Protesters will ‘pay’
The United States, the Organization for American States and the European Union have all condemned the violence in Nicaragua and backed calls for dialogue trying to have Ortega agree to early elections to help solve the crisis.
US Treasury Secretary Steven Mnuchin said as he arrived in Argentina for a G20 meeting of finance ministers that more US sanctions could be leveled at Nicaragua.
Two EU nations, the Netherlands and Luxembourg, announced the suspension of millions of dollars in aid projects to Nicaragua because of the rights violations reported there.
But Ortega is showing no signs of ceding power.
On top of sending his forces out to quash protest hubs, he has dismissed Catholic bishops mediating the talks as biased collaborators with the opposition.
Murillo on Friday also signaled no quarter would be given in punishing those challenging the government.
“We can pardon but never forgive these crimes against Nicaragua,” she said.
She vowed that arrested “coup-mongers” would face justice.
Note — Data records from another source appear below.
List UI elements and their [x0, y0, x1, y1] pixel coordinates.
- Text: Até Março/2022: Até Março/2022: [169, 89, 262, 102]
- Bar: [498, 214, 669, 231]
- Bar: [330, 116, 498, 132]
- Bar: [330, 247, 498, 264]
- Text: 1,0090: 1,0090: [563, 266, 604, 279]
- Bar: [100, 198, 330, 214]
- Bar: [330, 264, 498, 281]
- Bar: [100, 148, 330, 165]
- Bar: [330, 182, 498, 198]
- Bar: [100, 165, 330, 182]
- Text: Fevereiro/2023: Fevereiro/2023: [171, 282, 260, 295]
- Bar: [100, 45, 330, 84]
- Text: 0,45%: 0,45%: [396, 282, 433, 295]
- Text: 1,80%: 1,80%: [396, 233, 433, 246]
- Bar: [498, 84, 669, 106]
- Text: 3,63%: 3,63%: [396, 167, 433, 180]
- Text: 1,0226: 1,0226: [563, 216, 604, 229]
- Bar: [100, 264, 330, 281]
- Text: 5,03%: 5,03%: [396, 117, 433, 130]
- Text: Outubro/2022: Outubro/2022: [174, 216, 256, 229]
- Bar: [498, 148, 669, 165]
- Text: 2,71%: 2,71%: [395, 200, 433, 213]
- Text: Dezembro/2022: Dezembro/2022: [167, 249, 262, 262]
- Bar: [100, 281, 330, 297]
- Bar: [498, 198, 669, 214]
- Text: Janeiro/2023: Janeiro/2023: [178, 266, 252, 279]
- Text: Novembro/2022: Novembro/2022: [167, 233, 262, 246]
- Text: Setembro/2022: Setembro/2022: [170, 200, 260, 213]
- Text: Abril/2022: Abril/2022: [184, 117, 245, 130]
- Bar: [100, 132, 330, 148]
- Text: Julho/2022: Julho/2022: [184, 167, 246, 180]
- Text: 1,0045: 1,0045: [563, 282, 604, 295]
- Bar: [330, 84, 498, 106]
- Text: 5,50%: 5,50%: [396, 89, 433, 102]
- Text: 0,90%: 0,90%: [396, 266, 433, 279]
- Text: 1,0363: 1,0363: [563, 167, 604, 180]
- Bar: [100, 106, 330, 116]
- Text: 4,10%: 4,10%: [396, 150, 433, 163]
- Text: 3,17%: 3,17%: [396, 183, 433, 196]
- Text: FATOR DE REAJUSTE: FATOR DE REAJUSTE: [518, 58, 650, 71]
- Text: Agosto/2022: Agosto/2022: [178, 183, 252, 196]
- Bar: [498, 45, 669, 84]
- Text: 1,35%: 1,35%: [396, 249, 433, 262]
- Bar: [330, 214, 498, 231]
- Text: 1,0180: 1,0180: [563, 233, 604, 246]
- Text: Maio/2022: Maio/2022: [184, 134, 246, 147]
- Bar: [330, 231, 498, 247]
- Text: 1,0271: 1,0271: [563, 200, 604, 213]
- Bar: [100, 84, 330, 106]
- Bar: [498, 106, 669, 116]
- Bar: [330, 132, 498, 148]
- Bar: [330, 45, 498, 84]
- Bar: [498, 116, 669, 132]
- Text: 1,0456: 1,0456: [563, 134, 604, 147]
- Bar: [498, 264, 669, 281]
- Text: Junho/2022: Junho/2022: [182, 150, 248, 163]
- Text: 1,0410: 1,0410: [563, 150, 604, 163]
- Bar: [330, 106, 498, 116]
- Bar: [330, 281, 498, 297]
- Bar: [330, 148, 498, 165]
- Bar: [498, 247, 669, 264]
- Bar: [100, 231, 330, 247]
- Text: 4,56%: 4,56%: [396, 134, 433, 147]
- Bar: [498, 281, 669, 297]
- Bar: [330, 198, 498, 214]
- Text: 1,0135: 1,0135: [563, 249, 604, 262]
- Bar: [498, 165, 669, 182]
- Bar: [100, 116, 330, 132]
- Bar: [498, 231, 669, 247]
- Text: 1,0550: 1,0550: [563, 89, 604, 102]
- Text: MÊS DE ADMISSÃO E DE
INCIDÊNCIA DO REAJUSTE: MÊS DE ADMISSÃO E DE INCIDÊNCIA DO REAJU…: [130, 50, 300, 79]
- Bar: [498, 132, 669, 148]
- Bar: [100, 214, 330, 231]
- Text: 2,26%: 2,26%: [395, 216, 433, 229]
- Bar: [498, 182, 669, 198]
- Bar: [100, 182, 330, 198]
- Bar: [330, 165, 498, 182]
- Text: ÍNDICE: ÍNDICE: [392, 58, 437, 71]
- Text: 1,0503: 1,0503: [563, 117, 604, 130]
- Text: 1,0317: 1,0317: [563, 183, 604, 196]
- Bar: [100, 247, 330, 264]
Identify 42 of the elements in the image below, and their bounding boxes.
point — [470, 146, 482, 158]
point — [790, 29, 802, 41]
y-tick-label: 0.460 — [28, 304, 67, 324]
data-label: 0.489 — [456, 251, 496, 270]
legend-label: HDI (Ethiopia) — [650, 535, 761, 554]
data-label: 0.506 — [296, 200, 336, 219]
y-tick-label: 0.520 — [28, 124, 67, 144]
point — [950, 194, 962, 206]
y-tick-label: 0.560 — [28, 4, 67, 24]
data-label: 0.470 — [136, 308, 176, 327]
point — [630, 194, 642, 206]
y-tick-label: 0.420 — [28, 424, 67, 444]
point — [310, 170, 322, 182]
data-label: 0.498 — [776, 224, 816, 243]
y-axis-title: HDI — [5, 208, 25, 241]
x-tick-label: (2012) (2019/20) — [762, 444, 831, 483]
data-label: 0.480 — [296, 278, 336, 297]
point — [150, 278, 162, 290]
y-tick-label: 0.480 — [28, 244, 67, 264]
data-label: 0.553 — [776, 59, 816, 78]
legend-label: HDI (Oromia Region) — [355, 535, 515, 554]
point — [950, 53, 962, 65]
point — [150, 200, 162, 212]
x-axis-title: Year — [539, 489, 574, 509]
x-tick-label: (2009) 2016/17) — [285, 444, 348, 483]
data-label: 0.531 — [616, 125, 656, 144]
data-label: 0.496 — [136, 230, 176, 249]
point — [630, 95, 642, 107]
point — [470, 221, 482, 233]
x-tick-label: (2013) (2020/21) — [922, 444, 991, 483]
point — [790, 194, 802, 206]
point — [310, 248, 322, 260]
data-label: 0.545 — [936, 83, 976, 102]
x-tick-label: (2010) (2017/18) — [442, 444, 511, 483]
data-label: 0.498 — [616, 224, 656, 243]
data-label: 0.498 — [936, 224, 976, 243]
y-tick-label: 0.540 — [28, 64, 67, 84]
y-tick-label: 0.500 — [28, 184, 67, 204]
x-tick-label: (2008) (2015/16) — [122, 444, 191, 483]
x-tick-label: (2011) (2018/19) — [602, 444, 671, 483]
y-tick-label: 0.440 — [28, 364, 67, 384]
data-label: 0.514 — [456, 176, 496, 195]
“They have to pay for the destruction of so many lives.”
Economy in peril
On Saturday, rights groups evacuated relatives away from their makeshift camp outside a notorious Managua jail complex called El Chipote where protesters were locked up, as pro-government heavies turned up to intimidate them.
“Masked armed men came and told us that if we didn’t leave they’d kill us,” one woman who didn’t give her name told AFP.
Many of the relatives were mothers and wives of the detainees. They were taken to Managua’s cathedral for shelter.
The unrest in Nicaragua is the biggest challenge to Ortega’s authority since he returned to power 11 years ago.
Until this year, Nicaragua was a relative haven of public safety and economic stability in Latin America.
But the protests and crackdown have put an end to that.
Triggered by ill-judged cuts to the cash-strapped social security system, demonstrations quickly grew into widespread protests cutting across society.
For many - even erstwhile allies and a previously compliant business sector - Ortega’s increasing autocracy and a belief he was grooming Murillo to take over from him were too much, and it was time for him to go.
The opposition says elections originally scheduled for 2021 should be brought forward to next year.
Nicaragua’s economy is fragile and dependent on foreign investors and tourism. Instability means it could soon crumble perilously.
“The problem is that the economic crisis will get even worse and he won’t be able to govern like that. It is impossible that Ortega will make it to 2021,” a sociologist, Oscar Rene Vargas, said.